The High Court has scuttled plans to increase fees for an estimated 537,000 students in public universities.
The court also declared as unconstitutional a new funding formula, which was to be adopted by universities in determining how much students pursuing certain courses were to be charged.
Justice Anthony Mrima found that the criteria was in violation of the Constitution for lack of adequate public participation.
The Kenya Medical Pharmacists and Dentists Union (KMPDU) had challenged the introduction of new fees by the University of Nairobi, which was to take effect in August when first year students reported.
The union sought to bar the institution and the Universities Funding Board (UFB) from effecting new fees based on the new Differentiated Unit Cost (DUC).
“A declaration is hereby issued that the implementation of the maximum Differentiated Unit Cost criteria by the first respondent (university) through the handbook of fees payment is unconstitutional and null and void ab initio,” read the ruling delivered on Friday.

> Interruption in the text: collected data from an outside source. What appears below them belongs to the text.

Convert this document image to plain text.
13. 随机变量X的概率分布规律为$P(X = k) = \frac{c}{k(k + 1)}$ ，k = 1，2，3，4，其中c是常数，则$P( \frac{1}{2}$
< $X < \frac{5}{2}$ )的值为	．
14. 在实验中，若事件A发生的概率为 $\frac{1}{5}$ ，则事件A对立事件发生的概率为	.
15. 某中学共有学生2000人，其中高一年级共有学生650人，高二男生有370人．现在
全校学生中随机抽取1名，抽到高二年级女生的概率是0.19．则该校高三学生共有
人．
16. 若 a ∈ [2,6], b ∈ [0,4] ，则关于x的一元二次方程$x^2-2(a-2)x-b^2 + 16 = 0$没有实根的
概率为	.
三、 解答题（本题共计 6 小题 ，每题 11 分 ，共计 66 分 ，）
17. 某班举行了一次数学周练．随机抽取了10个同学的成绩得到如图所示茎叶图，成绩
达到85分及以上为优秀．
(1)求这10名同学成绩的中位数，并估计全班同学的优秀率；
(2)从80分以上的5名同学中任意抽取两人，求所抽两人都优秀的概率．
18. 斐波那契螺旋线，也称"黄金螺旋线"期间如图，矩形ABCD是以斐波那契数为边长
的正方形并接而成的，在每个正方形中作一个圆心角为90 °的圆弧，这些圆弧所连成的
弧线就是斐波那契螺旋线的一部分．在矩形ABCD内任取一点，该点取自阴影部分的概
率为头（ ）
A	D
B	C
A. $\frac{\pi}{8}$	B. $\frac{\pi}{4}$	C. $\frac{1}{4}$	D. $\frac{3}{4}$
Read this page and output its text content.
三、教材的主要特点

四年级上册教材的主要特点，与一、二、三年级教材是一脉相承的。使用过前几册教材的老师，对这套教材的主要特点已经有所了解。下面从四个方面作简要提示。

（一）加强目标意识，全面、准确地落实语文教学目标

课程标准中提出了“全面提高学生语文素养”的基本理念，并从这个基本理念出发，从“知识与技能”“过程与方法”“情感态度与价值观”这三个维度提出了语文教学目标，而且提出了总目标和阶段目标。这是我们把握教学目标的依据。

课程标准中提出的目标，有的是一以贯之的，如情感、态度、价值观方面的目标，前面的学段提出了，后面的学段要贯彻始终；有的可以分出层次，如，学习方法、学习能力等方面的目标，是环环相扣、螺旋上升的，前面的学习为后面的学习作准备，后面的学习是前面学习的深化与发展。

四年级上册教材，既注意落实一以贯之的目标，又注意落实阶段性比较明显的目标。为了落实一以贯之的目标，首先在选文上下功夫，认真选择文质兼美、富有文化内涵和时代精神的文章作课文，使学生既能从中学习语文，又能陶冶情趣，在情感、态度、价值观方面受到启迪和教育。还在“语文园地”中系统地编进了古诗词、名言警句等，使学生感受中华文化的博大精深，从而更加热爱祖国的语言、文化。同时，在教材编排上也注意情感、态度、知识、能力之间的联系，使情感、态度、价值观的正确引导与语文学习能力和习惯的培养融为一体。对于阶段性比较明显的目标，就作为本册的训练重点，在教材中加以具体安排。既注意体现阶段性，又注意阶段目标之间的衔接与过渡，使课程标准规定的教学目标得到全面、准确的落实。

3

The university had already adopted the formula as prepared by the UFB. In its new regulations and policies, the board had settled for July 1 as the official rollout date for the DUC.
KMPDU filed the petition on July 28, arguing that the new formula violates the Constitution. Among other issues, the union opposed the decision by the university to publish the DUC and the handbook by the UFB which contravened the principles of openness and accountability, including public participation in financial matters as required by Article 201(a) of the Constitution.
However, the respondents argued that the Vice Chancellor’s Committee, the University Of Nairobi Fees Revision Committee, University Executive Management Board, University Deans Committee and the University Senate held consultative meetings, considered and approved the fee changes.